GIACOMO Rossini was only 20 years old when he wrote his short comic opera La Scala di Seta (The Silken Ladder) and while its story is full of youthful fun, there is no trace of the beginner in the music.
It was brought to the intimate surroundings of the Brownsword Hall in Poundbury by Opera Holloway, and performed to a packed and appreciative audience on a beautiful summer evening, when all it lacked was a place for an operatic picnic.
Giulia, ward of Dormont, has secretly married Dorvil, but her guardian has another suitor in mind.
Every night she lets a silken ladder down to the ground for her husband to climb, but things are getting complicated.
Dormont brings Blansac to court Giulia, and she decides to palm him off instead on her cousin Lucilla, at the same time as tricking the devoted servant Germano into a would be rendezvous which will make poor Dorvil jealous.

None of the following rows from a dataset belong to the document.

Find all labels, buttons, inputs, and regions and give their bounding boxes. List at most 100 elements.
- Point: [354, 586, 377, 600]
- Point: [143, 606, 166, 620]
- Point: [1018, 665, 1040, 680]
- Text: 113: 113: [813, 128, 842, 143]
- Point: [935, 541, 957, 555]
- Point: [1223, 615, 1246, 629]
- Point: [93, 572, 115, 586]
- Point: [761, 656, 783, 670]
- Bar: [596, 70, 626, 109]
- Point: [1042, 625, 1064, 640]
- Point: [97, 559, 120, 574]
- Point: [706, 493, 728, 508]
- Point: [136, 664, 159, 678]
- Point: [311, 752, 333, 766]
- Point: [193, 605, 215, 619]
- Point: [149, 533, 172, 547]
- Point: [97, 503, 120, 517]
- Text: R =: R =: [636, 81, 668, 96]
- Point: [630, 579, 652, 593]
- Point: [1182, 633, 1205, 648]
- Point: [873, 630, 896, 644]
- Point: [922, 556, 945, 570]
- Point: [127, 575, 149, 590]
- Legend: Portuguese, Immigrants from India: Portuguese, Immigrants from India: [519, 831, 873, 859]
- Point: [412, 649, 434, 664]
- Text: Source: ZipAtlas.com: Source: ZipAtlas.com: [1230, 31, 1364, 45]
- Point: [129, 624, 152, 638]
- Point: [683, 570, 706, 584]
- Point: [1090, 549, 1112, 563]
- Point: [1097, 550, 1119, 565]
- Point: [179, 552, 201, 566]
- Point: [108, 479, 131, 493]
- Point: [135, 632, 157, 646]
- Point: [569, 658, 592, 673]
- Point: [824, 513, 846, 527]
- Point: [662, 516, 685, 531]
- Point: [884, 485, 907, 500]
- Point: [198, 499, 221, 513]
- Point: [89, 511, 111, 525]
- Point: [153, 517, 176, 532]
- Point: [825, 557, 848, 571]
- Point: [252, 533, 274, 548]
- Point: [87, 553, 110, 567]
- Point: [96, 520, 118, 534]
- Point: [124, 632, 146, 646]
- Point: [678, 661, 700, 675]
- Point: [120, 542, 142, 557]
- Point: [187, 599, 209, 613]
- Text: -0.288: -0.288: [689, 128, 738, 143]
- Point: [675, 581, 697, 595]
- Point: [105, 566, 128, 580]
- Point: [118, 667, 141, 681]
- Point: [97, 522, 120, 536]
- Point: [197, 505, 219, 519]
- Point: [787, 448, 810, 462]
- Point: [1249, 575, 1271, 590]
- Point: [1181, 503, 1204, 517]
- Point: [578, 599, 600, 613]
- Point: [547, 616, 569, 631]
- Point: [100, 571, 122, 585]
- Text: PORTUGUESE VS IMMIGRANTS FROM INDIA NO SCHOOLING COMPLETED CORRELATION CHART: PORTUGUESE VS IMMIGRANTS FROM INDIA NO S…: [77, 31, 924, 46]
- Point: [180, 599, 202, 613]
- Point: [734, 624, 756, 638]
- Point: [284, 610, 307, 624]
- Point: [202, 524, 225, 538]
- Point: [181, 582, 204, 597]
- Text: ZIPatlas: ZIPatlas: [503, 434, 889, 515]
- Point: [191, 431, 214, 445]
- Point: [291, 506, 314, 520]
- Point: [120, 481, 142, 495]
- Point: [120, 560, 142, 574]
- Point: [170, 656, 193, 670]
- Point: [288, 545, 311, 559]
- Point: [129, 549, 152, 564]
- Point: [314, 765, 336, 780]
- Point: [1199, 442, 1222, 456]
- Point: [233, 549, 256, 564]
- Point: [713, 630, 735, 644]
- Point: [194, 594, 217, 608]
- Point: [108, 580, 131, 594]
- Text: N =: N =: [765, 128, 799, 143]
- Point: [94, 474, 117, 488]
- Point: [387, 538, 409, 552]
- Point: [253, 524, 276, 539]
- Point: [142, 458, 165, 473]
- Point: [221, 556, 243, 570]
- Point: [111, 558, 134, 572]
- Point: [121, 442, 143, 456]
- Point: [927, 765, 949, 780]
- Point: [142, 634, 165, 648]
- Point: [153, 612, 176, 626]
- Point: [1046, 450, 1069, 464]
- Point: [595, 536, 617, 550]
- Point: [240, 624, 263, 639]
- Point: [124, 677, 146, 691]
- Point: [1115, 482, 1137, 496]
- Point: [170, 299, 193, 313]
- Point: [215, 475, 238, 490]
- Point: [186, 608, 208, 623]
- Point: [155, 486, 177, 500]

Midnight comes, and up climbs Dorvil, followed by Blansac, into a room where Germano is already hiding to get some tips on courtship. Lucilla is there too, and when Dormont arrives it’s time to dispel the confusion and sing your heart out.
This witty and energetic production, directed by Fiona Williams, was delightfully performed by this young company of opera singers at the start of their careers.
Callie Swarbrick’s beautifully sung Giulia was wittily matched by Sian Cameron’s Lucilla, and Shaun Aquilina and Jon Stainsby made the very most of Germano and Blansac in this sadly seldom performed romp.
If you get the chance to see this company again, take it.